Perhaps it will be his offices struck next. Then Israel can joyfully proclaim as it has been wont to do in the past that it has noone with which to negotiate, conveniently placing the blame back on its miserable victims.

Barak no doubt is preparing the way to make support for the Zionist uber state and its abominable pogroms a central issue in the United Stupids election where Obama appears to have the lead at present. Barack may be forced to barrack for Barak and Israel’s acts of attrition, or face an uphill battle in the US election.

For peace to come to the Palestinian region, it is essential that the US is led by someone in step with the rest of the international community and who does not favour privileged Israel with its mansions and swimming pools over the needs of those whom it oppresses and from whom it has stolen and continues to steal, with the pallid, erroneous excuse that Israel is the only democracy of the region.

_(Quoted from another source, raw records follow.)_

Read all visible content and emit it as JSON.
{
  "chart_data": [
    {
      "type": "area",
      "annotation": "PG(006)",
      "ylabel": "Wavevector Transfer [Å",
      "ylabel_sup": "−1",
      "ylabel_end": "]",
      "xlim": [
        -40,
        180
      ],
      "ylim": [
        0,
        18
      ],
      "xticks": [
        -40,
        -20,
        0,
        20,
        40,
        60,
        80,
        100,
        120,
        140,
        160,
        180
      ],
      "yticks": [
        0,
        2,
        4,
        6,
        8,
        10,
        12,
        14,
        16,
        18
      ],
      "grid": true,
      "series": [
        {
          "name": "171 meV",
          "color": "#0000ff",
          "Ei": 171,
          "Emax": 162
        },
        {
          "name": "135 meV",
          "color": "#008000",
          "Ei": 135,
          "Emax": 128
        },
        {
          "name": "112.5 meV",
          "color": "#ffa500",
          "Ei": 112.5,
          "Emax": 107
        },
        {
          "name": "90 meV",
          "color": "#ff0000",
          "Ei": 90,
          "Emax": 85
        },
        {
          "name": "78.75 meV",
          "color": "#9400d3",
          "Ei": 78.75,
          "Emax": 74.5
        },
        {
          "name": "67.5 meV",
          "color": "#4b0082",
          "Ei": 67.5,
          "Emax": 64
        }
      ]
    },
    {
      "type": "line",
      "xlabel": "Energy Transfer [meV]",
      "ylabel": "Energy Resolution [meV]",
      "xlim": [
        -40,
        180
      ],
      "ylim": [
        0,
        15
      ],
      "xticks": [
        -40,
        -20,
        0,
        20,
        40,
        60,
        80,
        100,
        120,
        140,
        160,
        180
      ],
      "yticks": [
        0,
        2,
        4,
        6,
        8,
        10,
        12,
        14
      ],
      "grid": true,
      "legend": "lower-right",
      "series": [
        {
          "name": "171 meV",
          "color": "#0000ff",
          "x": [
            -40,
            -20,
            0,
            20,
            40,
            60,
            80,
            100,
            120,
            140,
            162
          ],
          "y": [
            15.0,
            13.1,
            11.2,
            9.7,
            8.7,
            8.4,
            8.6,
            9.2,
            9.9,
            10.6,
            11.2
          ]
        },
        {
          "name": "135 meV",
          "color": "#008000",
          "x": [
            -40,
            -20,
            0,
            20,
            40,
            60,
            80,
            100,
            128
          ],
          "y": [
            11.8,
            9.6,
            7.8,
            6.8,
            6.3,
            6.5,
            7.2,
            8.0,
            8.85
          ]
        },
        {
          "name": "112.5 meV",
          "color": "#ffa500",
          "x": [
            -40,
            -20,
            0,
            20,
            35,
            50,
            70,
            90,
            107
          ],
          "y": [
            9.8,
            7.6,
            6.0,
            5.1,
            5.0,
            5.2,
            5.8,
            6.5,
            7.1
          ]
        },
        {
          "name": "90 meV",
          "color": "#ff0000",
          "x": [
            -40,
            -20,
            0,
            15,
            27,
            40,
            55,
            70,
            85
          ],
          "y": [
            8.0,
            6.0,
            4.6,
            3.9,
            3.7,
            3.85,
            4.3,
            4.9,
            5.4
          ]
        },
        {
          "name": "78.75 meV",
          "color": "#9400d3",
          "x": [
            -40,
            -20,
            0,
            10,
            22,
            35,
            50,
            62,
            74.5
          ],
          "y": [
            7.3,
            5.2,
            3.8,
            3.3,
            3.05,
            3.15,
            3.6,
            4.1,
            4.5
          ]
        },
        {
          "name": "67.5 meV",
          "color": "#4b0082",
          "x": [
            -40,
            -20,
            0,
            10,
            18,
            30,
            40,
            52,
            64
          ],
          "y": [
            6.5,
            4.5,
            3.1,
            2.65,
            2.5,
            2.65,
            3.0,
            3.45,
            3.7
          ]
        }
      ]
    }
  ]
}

Bush to visit apartheid state

Bush’s upcoming visit to Israel is unlikely to stimulate any relief for the collectively punished, long-suffering Palestinians, despite vague waffle by Olmert on illegal settlement evacuations. Israel has a political half nelson on the US, who are blinkered by pro-Israeli propaganda, who do not realise or do not care that they are co-conspirators in war crimes and heinous human rights abuses. For the uneducated, the Israelis are always the good guys and the Palestinians the bad. Nor do any of the Democrat presidential candidates offer any hope for change. The Israel First Zionist lobby is too strong – to speak of justice for Palestine would be electoral suicide. Why the presidential hopefuls speak of Israel as a democracy is mystifying – perhaps it is a reflection of the lack of real democracy in a country primarily driven and controlled by big money lobbies and corporations.

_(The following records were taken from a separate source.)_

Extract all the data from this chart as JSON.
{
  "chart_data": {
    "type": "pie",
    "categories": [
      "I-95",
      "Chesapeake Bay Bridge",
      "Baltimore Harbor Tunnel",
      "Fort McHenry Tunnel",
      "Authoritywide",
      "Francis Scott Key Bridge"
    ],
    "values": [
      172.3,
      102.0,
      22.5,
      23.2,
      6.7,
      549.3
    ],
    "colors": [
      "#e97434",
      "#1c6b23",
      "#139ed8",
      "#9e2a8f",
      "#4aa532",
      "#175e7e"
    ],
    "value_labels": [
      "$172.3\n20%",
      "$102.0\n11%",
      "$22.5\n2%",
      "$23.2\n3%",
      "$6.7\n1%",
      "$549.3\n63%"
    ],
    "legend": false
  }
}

Jonathan Cook analyses the Barak Oslo offers and makes some chilling conclusions about Olmert’s present political plans toward those hapless people the apartheid State of Israel currently occupies and from whom it blithely and cynically continues to steal land:

In truth, Israel’s need for recognition as a Jewish state is proof that it is not a democratic state, but rather an ethnic state that needs to defend racist privilege through the gerrymandering of borders and population. But in practice Olmert may yet use the recognition test to back Abbas, a weak and unrepresentative Palestinian leader, into the very corner that Arafat avoided.

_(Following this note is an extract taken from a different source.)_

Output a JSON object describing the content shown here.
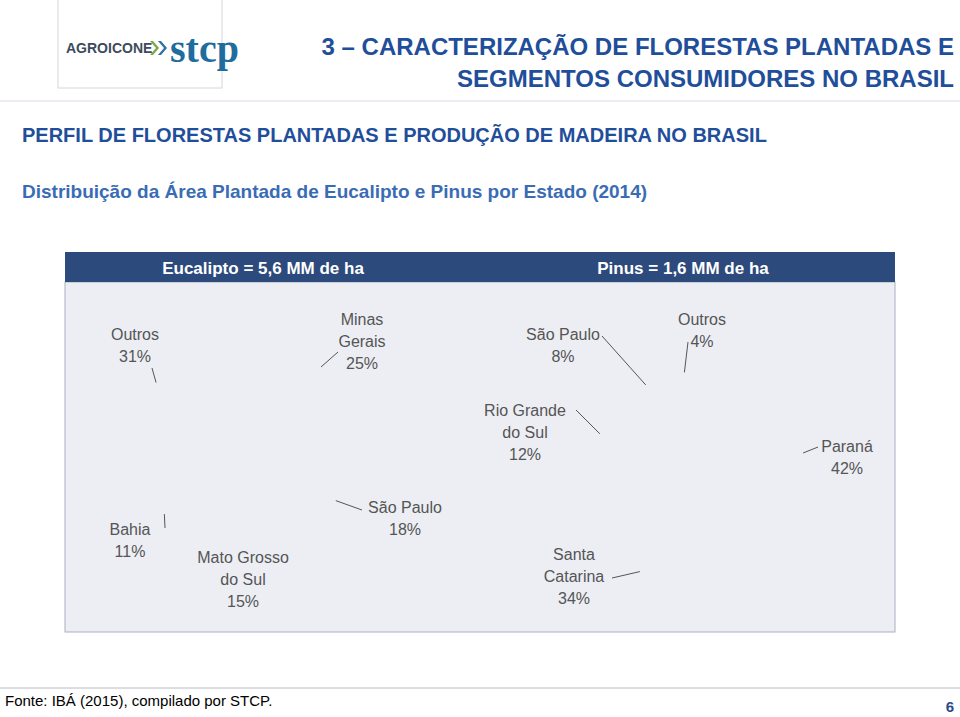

Before Annapolis, Livni declared: “It must be clear to everyone that the State of Israel is a national homeland for the Jewish people,” adding that Israel’s Palestinian citizens would have to abandon their claim for equality the moment the Palestinian leadership agreed to statehood on Israel’s terms.

Olmert framed the Annapolis negotiations in much the same way. It was about creating two nations, he said: “the State of Israel — the nation of the Jewish people; and the Palestinian state — the nation of the Palestinian people.”

The great fear, Olmert has repeatedly pointed out, is that the Palestinians may wake up one day and realize that, after the disappointments of Oslo and Camp David, Israel will never concede to them viable statehood. The better course, they may decide, is a South African-style struggle for one-person, one-vote in a single democratic state.

Olmert warned of this threat on another recent occasion: “The choice … is between a Jewish state on part of the Land of Israel, and a binational state on all of the Land of Israel.”

Faced with this danger, Olmert, like Sharon and Barak before him, has come to appreciate that Israel urgently needs to persuade Abbas to sign up to the two-state option. Not, of course, for two democratic, or even viable, states, but for a racist Jewish state alongside a Palestinian ghetto-state.

With Bush also wanting a two state solution by the end of his disastrous term of office, the future of Palestinians looks as usual, bleak.